By TIM FAULKNER/ecoRI News staff
PROVIDENCE — The state environmental agency is getting better at issuing permits but it’s getting worse at stopping polluters, according to critics of the Rhode Island Department of Environmental Management’s proposed 2016 budget.
At a recent Statehouse budget hearing, DEM director Janet Coit praised the agency for its customer-friendly improvements, such as faster permitting, a new customer-service center and the implementation of a workplace efficiency program.
But there was sharp pushback from critics who said dwindling environmental enforcement is allowing polluters to harm the environment and create public-health problems.
“The enforcement capacity at the agency has been whittled away for 10 years now, ” Save The Bay executive director Jonathan Stone said during the May 12 hearing.

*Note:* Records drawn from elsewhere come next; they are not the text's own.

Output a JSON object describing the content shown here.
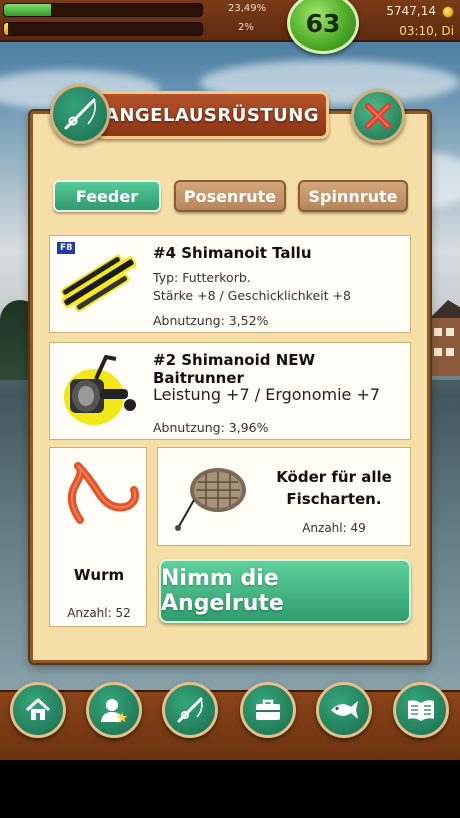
{
  "hud": {
    "xp_percent": "23,49%",
    "xp_fill": 0.2349,
    "second_percent": "2%",
    "second_fill": 0.02,
    "level": "63",
    "money": "5747,14",
    "time": "03:10, Di"
  },
  "dialog": {
    "title": "ANGELAUSRÜSTUNG",
    "tabs": [
      {
        "label": "Feeder",
        "active": true
      },
      {
        "label": "Posenrute",
        "active": false
      },
      {
        "label": "Spinnrute",
        "active": false
      }
    ],
    "rod": {
      "hotkey": "F8",
      "name": "#4 Shimanoit Tallu",
      "type": "Typ: Futterkorb.",
      "stats": "Stärke +8 / Geschicklichkeit +8",
      "wear": "Abnutzung: 3,52%"
    },
    "reel": {
      "name": "#2 Shimanoid NEW Baitrunner",
      "stats": "Leistung +7 / Ergonomie +7",
      "wear": "Abnutzung: 3,96%"
    },
    "bait": {
      "name": "Wurm",
      "count": "Anzahl: 52"
    },
    "feeder": {
      "label": "Köder für alle Fischarten.",
      "count": "Anzahl: 49"
    },
    "take_button": "Nimm die Angelrute"
  },
  "colors": {
    "accent_green": "#2f9c6c",
    "panel_bg": "#f6dfa7",
    "wood": "#7a3a17"
  },
  "nav": {
    "icons": [
      "home-icon",
      "profile-icon",
      "fishing-rod-icon",
      "briefcase-icon",
      "fish-icon",
      "book-icon"
    ]
  }
}
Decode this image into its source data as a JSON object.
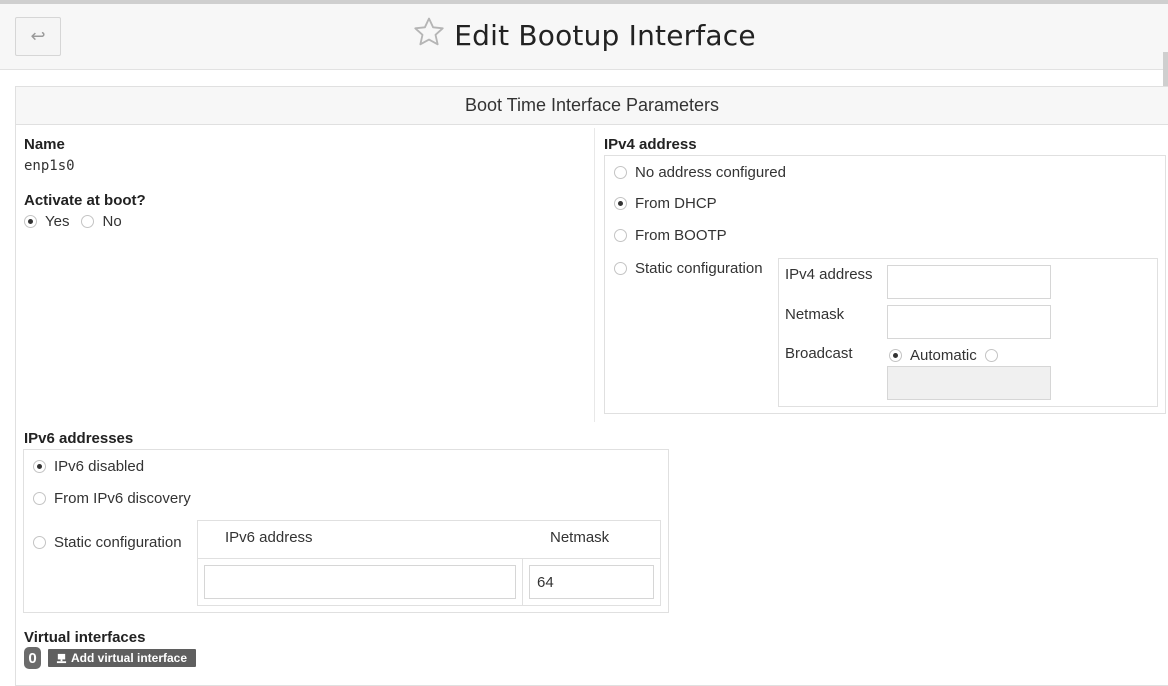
{
  "header": {
    "back_glyph": "↩",
    "title": "Edit Bootup Interface"
  },
  "panel": {
    "heading": "Boot Time Interface Parameters"
  },
  "name_field": {
    "label": "Name",
    "value": "enp1s0"
  },
  "activate": {
    "label": "Activate at boot?",
    "options": [
      {
        "label": "Yes",
        "checked": true
      },
      {
        "label": "No",
        "checked": false
      }
    ]
  },
  "ipv4": {
    "label": "IPv4 address",
    "options": [
      {
        "label": "No address configured",
        "checked": false
      },
      {
        "label": "From DHCP",
        "checked": true
      },
      {
        "label": "From BOOTP",
        "checked": false
      },
      {
        "label": "Static configuration",
        "checked": false
      }
    ],
    "static": {
      "address_label": "IPv4 address",
      "address_value": "",
      "netmask_label": "Netmask",
      "netmask_value": "",
      "broadcast_label": "Broadcast",
      "broadcast_auto_label": "Automatic",
      "broadcast_value": ""
    }
  },
  "ipv6": {
    "label": "IPv6 addresses",
    "options": [
      {
        "label": "IPv6 disabled",
        "checked": true
      },
      {
        "label": "From IPv6 discovery",
        "checked": false
      },
      {
        "label": "Static configuration",
        "checked": false
      }
    ],
    "table": {
      "col_address": "IPv6 address",
      "col_netmask": "Netmask",
      "address_value": "",
      "netmask_value": "64"
    }
  },
  "virtual": {
    "label": "Virtual interfaces",
    "count": "0",
    "add_label": "Add virtual interface"
  },
  "icons": {
    "back": "back-arrow-icon",
    "star": "star-outline-icon",
    "add": "network-add-icon"
  }
}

Since 2005, Stone said, DEM has cut its legal staff from nine attorneys to six; compliance and inspection officers have been reduced from 35 to 22; and the Office of Water Resources, which oversees water quality and wetlands, has dropped from 68 to 51 employees. DEM said during the last 10 years it has reduced the number of attorneys from eight to six. Compliance and inspection personnel has been cut from 39 to 23. And water resources staff has dropped from 86 to 69.
The job reductions have allowed polluters such as Rhode Island Recycled Metals (RIRM) to pollute the Providence waterfront for several years, while putting companies that comply with the laws at a competitive disadvantage, Stone said.
“It’s not just not about the number of people, (DEM) does not have adequate resources to provide a level playing field for the business community,” he said.
RIRM has been flouting environmental rules since it opened on Allens Avenue in 2009. The waterfront scrap-metal yard never applied for the necessary permits, received numerous violations, ignored orders to stop polluting the Providence River, and never complied with a 2013 consent agreement to clean up the site. The company also sits atop a former Superfund site and has damaged the protective soil cap that covers the contaminated ground, according to DEM records.
Rather than focus on environmental damage, Stone also noted the harm lawless companies such as RIRM do to the economy.
“If you are a small business and you want to invest in jobs and stay in Rhode Island and you feel like you are put at a disadvantage to your competitors, you’re not going to stick around or you are not going to locate here,” he said.
In an e-mail to ecoRI News, Coit said that DEM has partnered with the Attorney General in order to take action in court. "Unfortunately, regulation and compliance are not one-time activities, and often sustained efforts are required to address industrial facilities. We are concerned about this site and are actively pursuing remediation and clean-up."
Residents living near Copar Quarries in Bradford criticized DEM for its inability to stop the rock quarry from incessant noise and air pollution.
“We’ve seen nothing but inaction from DEM for four years,” said Steven Dubois, whose backyard abuts the quarry. “They’ve done nothing.”
Dubois claimed Copar revived the long-dormant quarry without permits. He said dust from the mining coats his property daily, but DEM can do nothing more than issue fines due to a lack of legal and enforcement personnel.
“DEM is afraid of their lawyers and they told us point blank they are not going to go to court,” Dubois said.
“Don’t cut the (DEM) budget,” Charlestown Town Council member Denise Rhodes said. “We need money in this budget specifically to address this issue because it’s a health hazard.”
Christina Holden Shea of the Concerned Citizens of Bradford & Charlestown noted that DEM hasn’t reined in other habitual polluters such as the demolition company TLA/Pond View in East Providence and asphalt plants in Coventry.
“We are not the only citizens group dealing with this,” Holden Shea said. “There’s quite a few of us in neighborhoods, residential areas dealing with these things that just pop up. ... So hiring more people to monitor improper equipment, I’d like to see that happen.”
DEM said Copar has also failed to comply with a consent agreement that addresses water pollution and has been "put on notice." Inspections of the property for air and water pollution compliance are ongoing, Coit said.
The lack of staffing has also hurt in other areas. Coit noted that DEM’s parks department has suffered from staff cuts. During the hearing, she explained, that DEM has 41 full-time employees to run 13 state parks, compared to 141 park employees for the city of Providence. As a result, DEM has transferred more than 20 low-profile parks to the cities and towns where they reside.
“So we are definitely really stretched thin,” Coit said.
Meanwhile, legislation continues to be advanced to make DEM more business friendly. DEM has increased its efforts to promote tourism, agriculture and seafood. The recent Volvo Ocean Race in Newport was considered a multimillion-dollar event, helping bring in $45 million in economic revenue through Fort Adams State Park, according to state officials.
“The governor is very focused on keeping jobs in Rhode Island, growing jobs and promoting jobs,” Coit said. “And I want to emphasize how much the infrastructure and parks and facilities of DEM are part of our tourism sector as well as a growing agriculture sector.”
Coit said, like other agency directors, she needs more staff and funding. In the meantime, DEM focuses its attention on what it considers the most important cases. “My team is dedicated to providing the enforcement we need and they do it well."
New duties also are expected to be assigned to DEM. A House bill would shift permitting for building near wetlands from cities and towns to DEM. Funding for the program, however, has yet to be addressed.
“You could end up shooting yourself in the foot if you pass the bill and you don’t fund the enforcement, compliance and permitting in the wetlands department in particular,” Stone said.